1 review for Aquavoice – Cold

  1. Sylvain Lupari / Guts Of Darkness

    Aquavoice is the musical project of Polish synthesist Tadeusz Luczejko, who found its niche within an interesting label of EM from Poland which is plentiful of very fascinating artists. Seventh album from Tadeusz Luczejko, Cold is a disconcerting abstract and ambient symphony, of which the syncretism of tones adds a surreal dimension in a sound collage stem from all the facets of equipments and imagination of Luczejko, creating an amazing abstract journey in a musical universe as ambient as a storm of wind on a crystalline plain.

    Cold I to III open this anarchic symbiosis with eclectic sonorities which abound in a sphere where the ambient crosses the abstract. Silky and wavering layers intersect themselves and howl such of spectral masses among fine droplets which stream on the walls of a cave from another world pave Cold I road. Already the contrast of places and the paradox of senses are mutual. The movement is superbly tender and the ambiance is deliciously resting whereas pulsations with tinny resonances hammer a strange procession of sounds which derive towards the oblivion of Cold II. Nothingness aromatized of motionless layers which are assail by light riffs of a discrete guitar and rattlesnake serpentines which untie their sonorities in a sound universe at the crossing of Brian Eno, Robert Fripp, Markus Reuter and some will advance the name of Harold Budd, which I do not unfortunately know. Cold belongs as much to the imagination of the listener as to the conceptual idea of its creator.
    Take example on Cold III where we hear someone breaking up wood in a Kitaroan forest, whereas guitar pads circulate in loops between minimalisms and sporadic chord of keyboards, relegating to oubliettes the strange murmur of a hardly comprehensible feminine voice.
    Cold IV is quite simply charming with its keyboard notes that someone taps away to the drift and which come back in loop on a fine baseline and a xylophone of glass whose notes wriggle like elytrum of a metallic cricket, shaping a stunning sensual pulsation even if completely abstract.
    Cold V intro could have been straight from a Martian ritual exorcism that we wont be surprise.

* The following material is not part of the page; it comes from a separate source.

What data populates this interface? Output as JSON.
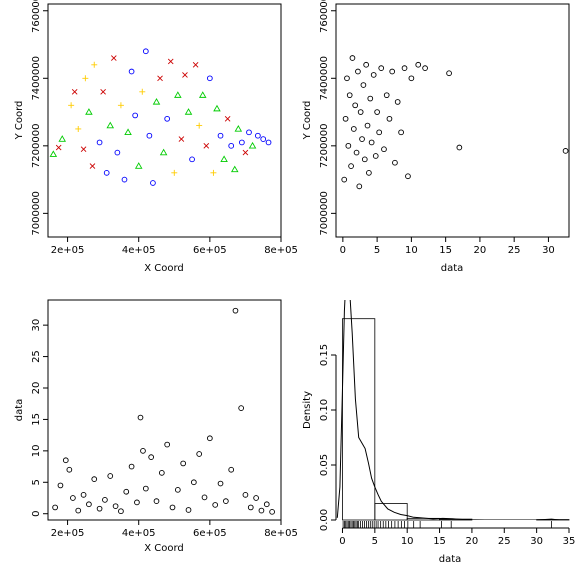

Syncretic streak tear the quietude of a machine humming whereas a voice howls an unknown dialect, the universe becomes source of infernal din which is appeased gradually around the 3rd minute, freeing a rare peace which is soothing in the shade of a soft crystal tower.
    Cold VI follows on this ethereal softness with fine pads of a solitary synth which wander among soft and silky floating and fluty lines, bringing back Cold in the bosom of a more accessible work.
    Cold VII offers a morose approach where a voice of man mumbles in Polish on a slow and sad melancholic structure. A little as Vangelis on Blade Runner, Tadeusz Luczejko likes to let his notes sink in nothingness. Notes that float and wander to be molded within forms and imaginations of Aquavoices cofounder. With its organ surges of which hem chimerical waves, Cold VIII is the most animated track on Cold. A beautiful piece where sonorities spark on the top of lunar seas weaved to a synth with stroller waves and twisted solos which ravel in a ball of multi-colored sonorities which collide in wadding forged of steel. One of the best tracks on Cold! A soft and discrete incantation goes with a synth from which waves and streaks filled of spectral zests wander windingly among Japanese guitar notes; Cold IX is as much intriguing as Cold X which borrows an unsetting and harrowing path with its furtive noises, its weak hooting and its doors which squeak in an odd c. This 1st experiment with Aquavoice left me as perplexed as charmed per moments.

    Cold is an album difficult to tame because we are constantly immersed in a sonata for background noises in a constant search of an out of joint harmony. There are great moments. Strong and disconcerting moments, I think in particular of Cold IV, VI, VIII and XIII which make that us seeking to discover more on each listening.
    An undeniable sign of the immense depth which lives within Cold.